Ah! Wretched father!

I condemned him because you were his accuser. 1620

Cruel one, do you think to be forgiven….

Phaedra

Each moment’s precious to me, Theseus, listen.

It was I who cast my eyes, profane, incestuous

On that son of yours, so chaste and virtuous.

Heaven lit the fatal flame within my breast: 1625

That detestable Oenone managed all the rest.

She feared lest Hippolytus, learning of my ardour,

Might reveal a passion that filled him with horror.

The traitress, profiting from my profound weakness,

Hurried to you to denounce him to your face. 1630

She has punished herself, and escaped my anger,

By seeking in the waves a far gentler torture.

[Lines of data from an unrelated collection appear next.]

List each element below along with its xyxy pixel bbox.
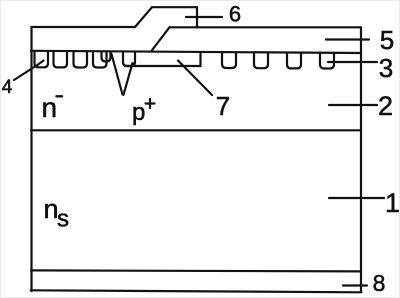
svg-text:3: 3 <box>379 53 393 83</box>
bump b3 <box>74 52 88 68</box>
bump b5 partial <box>102 52 111 62</box>
layer 8 bottom electrode top boundary line <box>31 270 361 271</box>
leader tick 1 <box>329 197 384 199</box>
bump b1 <box>35 51 49 67</box>
label p+ plus sign <box>146 99 155 108</box>
layer 5 top line right segment <box>170 26 362 28</box>
leader tick 8 <box>343 284 367 286</box>
leader line 4 <box>14 61 44 81</box>
leader tick 5 <box>326 38 369 40</box>
svg-text:n: n <box>42 92 58 123</box>
lead 6 lower ramp diagonal <box>151 27 170 51</box>
device body right edge <box>360 27 362 292</box>
svg-text:p: p <box>132 99 145 126</box>
n-/ns layer boundary line <box>31 129 361 131</box>
label n- superscript minus <box>57 95 63 97</box>
svg-text:7: 7 <box>216 91 230 121</box>
svg-text:s: s <box>57 206 69 233</box>
region 7 flat bottom and right side <box>125 52 201 66</box>
bump b8 <box>254 53 268 69</box>
device body left edge <box>30 27 32 291</box>
svg-text:1: 1 <box>385 188 400 218</box>
svg-text:6: 6 <box>229 1 241 26</box>
leader tick 3 <box>328 61 377 63</box>
leader tick 2 <box>329 104 377 106</box>
bump b6 partial <box>123 52 135 66</box>
svg-text:4: 4 <box>2 77 13 98</box>
leader tick 6 <box>186 16 222 18</box>
svg-text:2: 2 <box>378 91 393 121</box>
p+ deep region V left stroke <box>112 54 123 95</box>
leader line 7 <box>178 61 212 96</box>
lead 6 right end vertical <box>196 7 198 27</box>
layer 5 top line left segment <box>32 26 136 28</box>
p+ deep region V right stroke <box>124 63 133 95</box>
device body bottom edge <box>31 290 362 292</box>
bump b2 <box>54 51 68 67</box>
lead 6 top line <box>152 6 197 8</box>
lead 6 upper ramp diagonal <box>135 7 152 27</box>
bump b9 <box>287 53 301 69</box>
bump b4 <box>93 52 107 68</box>
bump b10 <box>320 53 334 69</box>
bump b7 <box>222 52 236 68</box>
svg-text:8: 8 <box>373 270 386 296</box>
layer 5 bottom line (bump interface line) <box>31 51 361 53</box>
svg-text:5: 5 <box>380 25 394 55</box>
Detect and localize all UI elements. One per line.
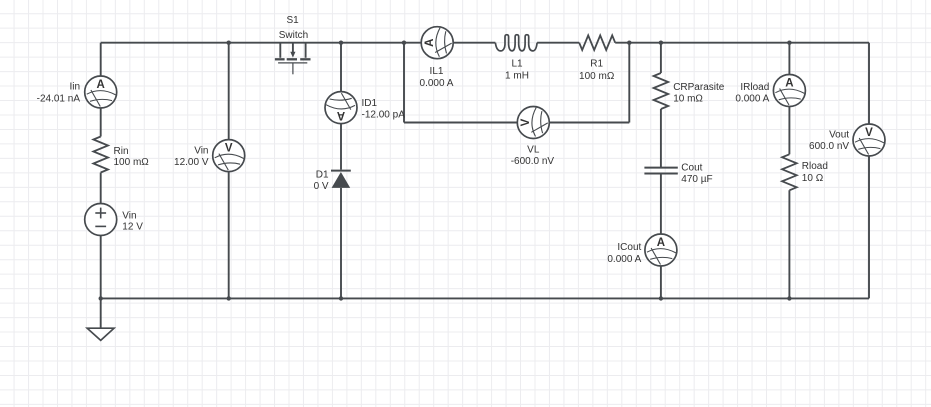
wire IRload Rload-to-bottom xyxy=(788,190,790,298)
label IL1 xyxy=(420,66,454,89)
wire D1 branch diode-to-bottom xyxy=(340,188,342,299)
svg-text:470 µF: 470 µF xyxy=(681,174,712,185)
svg-text:VL: VL xyxy=(527,144,540,155)
label Cout xyxy=(681,162,712,185)
svg-text:A: A xyxy=(424,39,436,47)
ammeter Iin xyxy=(85,76,117,108)
label VL xyxy=(511,144,555,167)
label Rin xyxy=(114,146,150,168)
wire left branch Rin-to-Vin xyxy=(100,173,102,204)
svg-text:600.0 nV: 600.0 nV xyxy=(809,141,849,152)
svg-text:Vout: Vout xyxy=(829,129,849,140)
svg-text:V: V xyxy=(865,127,873,139)
wire IRload meter-to-Rload xyxy=(788,107,790,155)
svg-text:ICout: ICout xyxy=(617,242,641,253)
wire top rail R1-to-right-corner segment xyxy=(615,42,869,44)
node top rail / VL loop right xyxy=(627,41,631,45)
svg-text:A: A xyxy=(337,109,345,121)
svg-text:L1: L1 xyxy=(511,59,523,70)
svg-text:A: A xyxy=(97,79,105,91)
wire Vin voltmeter branch upper xyxy=(228,43,230,140)
svg-text:D1: D1 xyxy=(316,169,329,180)
wire CRParasite cap-to-ICout xyxy=(660,174,662,235)
wire top rail left segment xyxy=(101,42,422,44)
voltmeter VL xyxy=(517,107,549,139)
wire IRload branch upper xyxy=(788,43,790,75)
svg-text:-600.0 nV: -600.0 nV xyxy=(511,156,555,167)
label ID1 xyxy=(362,98,406,120)
svg-text:0 V: 0 V xyxy=(314,181,329,192)
svg-text:A: A xyxy=(785,77,793,89)
node bottom rail / IRload xyxy=(787,296,791,300)
wire VL loop right vertical xyxy=(628,43,630,123)
resistor Rin xyxy=(93,137,108,173)
svg-text:IRload: IRload xyxy=(740,82,769,93)
ground xyxy=(87,298,114,340)
label CRParasite xyxy=(673,82,725,105)
diode D1 xyxy=(331,171,351,188)
voltage source Vin xyxy=(85,204,117,236)
node top rail / Vin voltmeter xyxy=(227,41,231,45)
svg-text:0.000 A: 0.000 A xyxy=(735,94,769,105)
svg-text:Rin: Rin xyxy=(114,146,129,157)
svg-text:12 V: 12 V xyxy=(122,222,143,233)
svg-text:IL1: IL1 xyxy=(430,66,444,77)
wire top rail IL1-to-L1 segment xyxy=(453,42,495,44)
label Vin source xyxy=(122,210,143,232)
voltmeter Vin xyxy=(213,140,245,172)
resistor CRParasite xyxy=(654,73,669,109)
label Iin xyxy=(37,81,81,104)
svg-text:R1: R1 xyxy=(590,59,603,70)
wire VL loop left horizontal xyxy=(404,122,517,124)
svg-text:CRParasite: CRParasite xyxy=(673,82,725,93)
ammeter ICout xyxy=(645,234,677,266)
inductor L1 xyxy=(495,35,537,51)
svg-text:Vin: Vin xyxy=(122,210,136,221)
svg-text:0.000 A: 0.000 A xyxy=(607,254,641,265)
svg-text:V: V xyxy=(520,118,532,126)
wire bottom rail xyxy=(101,297,869,299)
svg-text:-24.01 nA: -24.01 nA xyxy=(37,93,81,104)
node bottom rail / Vin voltmeter xyxy=(227,296,231,300)
svg-text:S1: S1 xyxy=(286,15,299,26)
wire left branch Iin-to-Rin xyxy=(100,108,102,137)
svg-text:10 mΩ: 10 mΩ xyxy=(673,94,703,105)
wire D1 branch meter-to-diode xyxy=(340,124,342,170)
node top rail / IRload xyxy=(787,41,791,45)
svg-text:Cout: Cout xyxy=(681,162,702,173)
svg-text:A: A xyxy=(657,237,665,249)
svg-text:100 mΩ: 100 mΩ xyxy=(579,71,615,82)
label Rload xyxy=(802,161,828,184)
wire D1 branch upper xyxy=(340,43,342,92)
label ICout xyxy=(607,242,641,265)
ammeter ID1 xyxy=(325,92,357,124)
ammeter IRload xyxy=(773,75,805,107)
svg-text:100 mΩ: 100 mΩ xyxy=(114,157,150,168)
wire left branch Vin-to-bottom xyxy=(100,236,102,299)
label Vout xyxy=(809,129,849,152)
node bottom rail / ground xyxy=(99,296,103,300)
label IRload xyxy=(735,82,769,105)
label Vin voltmeter xyxy=(174,145,209,168)
wire right branch upper xyxy=(868,43,870,124)
resistor Rload xyxy=(782,154,797,190)
svg-text:0.000 A: 0.000 A xyxy=(420,78,454,89)
wire VL loop left vertical xyxy=(403,43,405,123)
wire left branch upper xyxy=(100,43,102,76)
wire top rail L1-to-R1 segment xyxy=(537,42,579,44)
node top rail / VL loop left xyxy=(402,41,406,45)
node top rail / D1 branch xyxy=(339,41,343,45)
node top rail / CRParasite xyxy=(659,41,663,45)
wire VL loop right horizontal xyxy=(549,122,629,124)
svg-text:Switch: Switch xyxy=(279,30,308,41)
svg-text:Rload: Rload xyxy=(802,161,828,172)
wire CRParasite resistor-to-cap xyxy=(660,109,662,168)
svg-text:10 Ω: 10 Ω xyxy=(802,173,824,184)
node bottom rail / D1 branch xyxy=(339,296,343,300)
svg-text:1 mH: 1 mH xyxy=(505,71,529,82)
label D1 xyxy=(314,169,329,192)
wire CRParasite ICout-to-bottom xyxy=(660,266,662,298)
svg-text:V: V xyxy=(225,142,233,154)
capacitor Cout xyxy=(644,168,677,174)
wire right branch lower xyxy=(868,156,870,298)
label L1 xyxy=(505,59,529,82)
wire CRParasite branch upper xyxy=(660,43,662,73)
svg-text:-12.00 pA: -12.00 pA xyxy=(362,110,406,121)
svg-text:Vin: Vin xyxy=(194,145,208,156)
ammeter IL1 xyxy=(421,27,453,59)
label R1 xyxy=(579,59,615,82)
svg-text:ID1: ID1 xyxy=(362,98,378,109)
svg-text:12.00 V: 12.00 V xyxy=(174,157,209,168)
wire Vin voltmeter branch lower xyxy=(228,172,230,299)
transistor-switch S1 xyxy=(275,43,311,75)
label S1 xyxy=(279,15,308,41)
svg-text:Iin: Iin xyxy=(69,81,80,92)
voltmeter Vout xyxy=(853,124,885,156)
resistor R1 xyxy=(579,35,615,50)
node bottom rail / CRParasite xyxy=(659,296,663,300)
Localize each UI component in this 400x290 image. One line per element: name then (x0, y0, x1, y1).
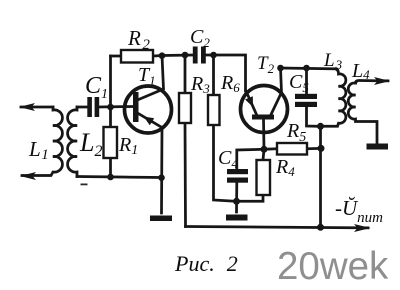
svg-text:Рис.2: Рис.2 (174, 251, 238, 276)
svg-text:20wek: 20wek (277, 245, 389, 288)
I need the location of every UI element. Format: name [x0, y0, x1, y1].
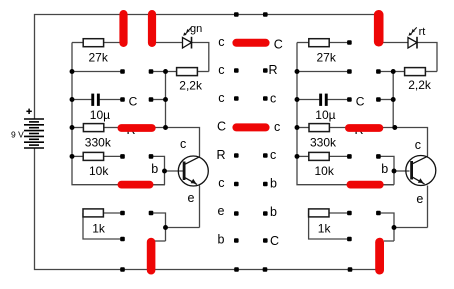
- svg-text:rt: rt: [419, 26, 426, 38]
- svg-text:e: e: [218, 204, 225, 218]
- svg-text:1k: 1k: [318, 222, 332, 236]
- svg-text:c: c: [218, 35, 224, 49]
- svg-text:c: c: [274, 120, 280, 134]
- svg-text:10k: 10k: [315, 164, 335, 178]
- svg-text:C: C: [129, 95, 138, 109]
- svg-text:27k: 27k: [89, 50, 109, 64]
- svg-text:c: c: [218, 176, 224, 190]
- svg-text:c: c: [270, 91, 276, 105]
- svg-text:gn: gn: [190, 23, 202, 35]
- svg-text:1k: 1k: [92, 222, 106, 236]
- svg-text:c: c: [180, 137, 186, 151]
- svg-text:b: b: [270, 176, 277, 190]
- svg-text:27k: 27k: [317, 50, 337, 64]
- svg-text:R: R: [269, 63, 278, 77]
- svg-text:C: C: [356, 95, 365, 109]
- svg-text:R: R: [216, 148, 225, 162]
- svg-text:2,2k: 2,2k: [408, 78, 432, 92]
- svg-text:c: c: [415, 138, 421, 152]
- svg-text:C: C: [270, 234, 279, 248]
- svg-text:330k: 330k: [85, 136, 112, 150]
- svg-text:10k: 10k: [89, 164, 109, 178]
- svg-text:e: e: [416, 192, 423, 206]
- svg-text:c: c: [218, 91, 224, 105]
- svg-text:b: b: [270, 205, 277, 219]
- svg-text:c: c: [270, 148, 276, 162]
- svg-text:10µ: 10µ: [315, 108, 335, 122]
- svg-text:9 V: 9 V: [11, 130, 24, 140]
- svg-text:330k: 330k: [310, 136, 337, 150]
- svg-text:b: b: [218, 233, 225, 247]
- svg-text:C: C: [217, 120, 226, 134]
- svg-text:b: b: [381, 162, 388, 176]
- svg-text:2,2k: 2,2k: [179, 78, 203, 92]
- svg-text:10µ: 10µ: [90, 108, 110, 122]
- svg-text:b: b: [151, 162, 158, 176]
- svg-text:c: c: [218, 63, 224, 77]
- svg-text:C: C: [274, 37, 283, 51]
- svg-text:e: e: [188, 191, 195, 205]
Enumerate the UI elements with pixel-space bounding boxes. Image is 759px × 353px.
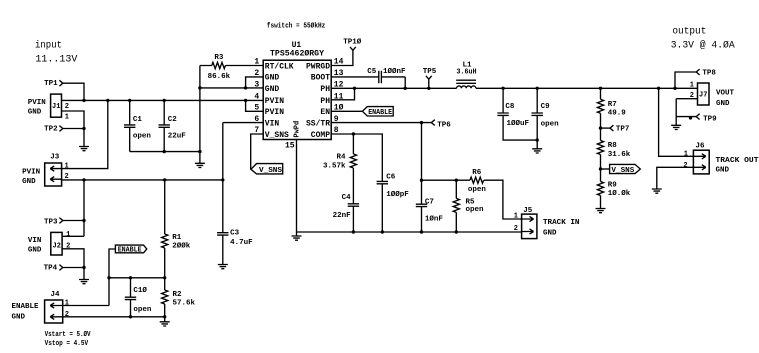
svg-text:4.7uF: 4.7uF (230, 239, 253, 247)
svg-text:R6: R6 (472, 169, 482, 177)
svg-text:7: 7 (254, 126, 259, 135)
svg-text:TP7: TP7 (616, 126, 630, 134)
svg-text:1ØØpF: 1ØØpF (386, 190, 409, 199)
svg-text:31.6k: 31.6k (608, 151, 631, 159)
svg-text:GND: GND (28, 246, 42, 254)
svg-text:22uF: 22uF (168, 132, 187, 140)
svg-text:13: 13 (334, 69, 344, 78)
svg-text:2: 2 (254, 69, 259, 78)
svg-text:PH: PH (320, 85, 330, 94)
svg-text:open: open (133, 132, 152, 140)
svg-text:J7: J7 (699, 92, 707, 100)
svg-text:VOUT: VOUT (716, 90, 735, 98)
svg-text:PVIN: PVIN (22, 168, 40, 176)
svg-text:15: 15 (285, 142, 295, 151)
svg-text:C1Ø: C1Ø (133, 286, 147, 295)
svg-text:1: 1 (66, 231, 70, 239)
svg-text:TP1Ø: TP1Ø (343, 38, 362, 47)
svg-text:V_SNS: V_SNS (265, 131, 289, 140)
svg-text:1: 1 (684, 151, 688, 159)
svg-text:R7: R7 (608, 101, 617, 109)
svg-text:11..13V: 11..13V (35, 55, 77, 66)
svg-text:8: 8 (334, 126, 339, 135)
svg-text:C9: C9 (541, 103, 551, 111)
svg-text:R1: R1 (172, 234, 182, 242)
svg-text:GND: GND (22, 178, 36, 186)
svg-text:GND: GND (543, 229, 557, 237)
svg-text:EN: EN (320, 108, 330, 117)
svg-text:ENABLE: ENABLE (118, 247, 142, 255)
svg-text:TP5: TP5 (423, 68, 437, 76)
svg-text:2: 2 (690, 92, 694, 100)
svg-text:1ØØuF: 1ØØuF (507, 119, 530, 128)
svg-text:PVIN: PVIN (265, 108, 284, 117)
svg-text:C4: C4 (342, 194, 352, 202)
svg-text:1Ø: 1Ø (334, 104, 344, 113)
svg-text:2: 2 (514, 225, 518, 233)
svg-text:14: 14 (334, 58, 344, 67)
svg-text:TRACK OUT: TRACK OUT (716, 157, 759, 165)
svg-text:GND: GND (265, 85, 280, 94)
svg-text:J6: J6 (696, 143, 706, 151)
svg-text:2: 2 (65, 311, 69, 319)
svg-text:22nF: 22nF (333, 212, 352, 220)
svg-text:1ØnF: 1ØnF (425, 214, 444, 223)
svg-text:PWRGD: PWRGD (306, 62, 330, 71)
svg-text:C3: C3 (230, 229, 240, 237)
svg-text:TPS5462ØRGY: TPS5462ØRGY (270, 49, 324, 58)
svg-text:C8: C8 (505, 103, 515, 111)
svg-text:C7: C7 (425, 199, 434, 207)
svg-text:4: 4 (254, 93, 259, 102)
svg-text:1: 1 (65, 163, 69, 171)
svg-text:J2: J2 (53, 243, 61, 251)
svg-text:R4: R4 (336, 153, 346, 161)
svg-text:1: 1 (65, 300, 69, 308)
svg-text:output: output (672, 27, 706, 38)
svg-text:R9: R9 (608, 182, 618, 190)
svg-text:J4: J4 (51, 291, 61, 299)
svg-text:input: input (35, 40, 62, 52)
svg-text:TP3: TP3 (44, 219, 58, 227)
svg-text:TP4: TP4 (44, 265, 58, 273)
svg-text:2: 2 (65, 103, 69, 111)
svg-text:ENABLE: ENABLE (12, 303, 40, 311)
svg-text:49.9: 49.9 (608, 109, 627, 117)
svg-text:TRACK IN: TRACK IN (543, 219, 580, 227)
svg-text:3.3V @ 4.ØA: 3.3V @ 4.ØA (671, 40, 735, 52)
svg-text:VIN: VIN (265, 119, 280, 128)
svg-text:BOOT: BOOT (311, 74, 330, 83)
svg-text:J5: J5 (523, 207, 533, 215)
svg-text:open: open (468, 186, 487, 194)
svg-text:open: open (466, 206, 485, 214)
svg-text:2: 2 (66, 243, 70, 251)
svg-text:57.6k: 57.6k (173, 300, 196, 308)
svg-text:fswitch = 55ØkHz: fswitch = 55ØkHz (267, 21, 326, 30)
svg-text:PVIN: PVIN (28, 99, 46, 107)
svg-text:open: open (541, 121, 560, 129)
svg-text:SS/TR: SS/TR (306, 119, 330, 128)
svg-text:C1: C1 (133, 116, 143, 124)
svg-text:PwPd: PwPd (293, 121, 301, 138)
svg-text:GND: GND (716, 100, 730, 108)
svg-text:86.6k: 86.6k (208, 73, 231, 81)
svg-text:9: 9 (334, 115, 339, 124)
svg-text:R2: R2 (173, 291, 183, 299)
svg-text:5: 5 (254, 104, 259, 113)
svg-text:1: 1 (254, 58, 259, 67)
svg-text:V_SNS: V_SNS (611, 167, 634, 175)
svg-text:ENABLE: ENABLE (368, 109, 392, 117)
svg-text:1Ø.Øk: 1Ø.Øk (608, 189, 631, 198)
svg-text:2: 2 (65, 173, 69, 181)
svg-text:3: 3 (254, 81, 259, 90)
svg-text:COMP: COMP (311, 131, 330, 140)
svg-text:TP2: TP2 (44, 126, 58, 134)
svg-text:TP9: TP9 (703, 115, 717, 123)
svg-text:11: 11 (334, 93, 344, 102)
svg-text:Vstop = 4.5V: Vstop = 4.5V (45, 340, 89, 348)
svg-text:GND: GND (716, 166, 730, 174)
svg-text:J1: J1 (52, 103, 60, 111)
svg-text:1: 1 (65, 113, 69, 121)
svg-text:1: 1 (690, 82, 694, 90)
svg-text:RT/CLK: RT/CLK (265, 62, 294, 71)
svg-text:PVIN: PVIN (265, 97, 284, 106)
svg-text:1ØØnF: 1ØØnF (383, 67, 406, 76)
svg-text:Vstart = 5.ØV: Vstart = 5.ØV (45, 330, 92, 339)
svg-text:C5: C5 (367, 68, 377, 76)
svg-text:R3: R3 (214, 54, 224, 62)
svg-text:3.57k: 3.57k (323, 162, 346, 170)
svg-text:J3: J3 (50, 154, 60, 162)
svg-text:2: 2 (683, 162, 687, 170)
svg-text:2ØØk: 2ØØk (172, 242, 191, 251)
svg-text:V_SNS: V_SNS (259, 167, 282, 175)
svg-text:TP8: TP8 (702, 70, 716, 78)
svg-text:1: 1 (514, 213, 518, 221)
svg-text:C2: C2 (168, 116, 178, 124)
svg-text:PH: PH (320, 97, 330, 106)
svg-text:TP6: TP6 (437, 122, 451, 130)
svg-text:GND: GND (28, 109, 42, 117)
svg-text:TP1: TP1 (44, 80, 58, 88)
svg-text:R8: R8 (608, 142, 618, 150)
svg-text:VIN: VIN (28, 237, 42, 245)
svg-text:GND: GND (12, 314, 26, 322)
svg-text:3.6uH: 3.6uH (457, 68, 477, 76)
svg-text:12: 12 (334, 81, 344, 90)
svg-text:C6: C6 (386, 173, 396, 181)
svg-text:6: 6 (254, 115, 259, 124)
svg-text:open: open (133, 306, 152, 314)
svg-text:GND: GND (265, 74, 280, 83)
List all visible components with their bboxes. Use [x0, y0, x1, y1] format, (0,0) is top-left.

A blade would have already ended my fate too:

But I wished to let virtue, suspected, cry to you.

I wished, in exposing my remorse to you, 1635

To go down to the dead by a slower route.

I have taken…I have spread through my burning veins,

A poison that Medea brought to Athens.

Already the venom flows towards my heart,

An unaccustomed chill pierces my dying heart: 1640

Already I see as if through a clouded sky,

Heaven, and a husband my presence horrifies.

And Death, from my eyes, stealing the clarity,

Gives back to the day, defiled, all his purity.

Panope

She dies, my Lord.

Theseus

If only the memory 1645

Of so black a crime could die with her entirely!

Let me, now that my error is all too clear,

Mingle my wretched son’s blood with my tears.

Let me clasp my dear boy, embracing what is left,

To expiate the madness of a prayer I now detest. 1650

As he deserved, so let me render him honour:

And, the better to appease his spirit’s anger,

Despite the plotting of her guilty brothers,

Treat his loved one, from today, as my daughter.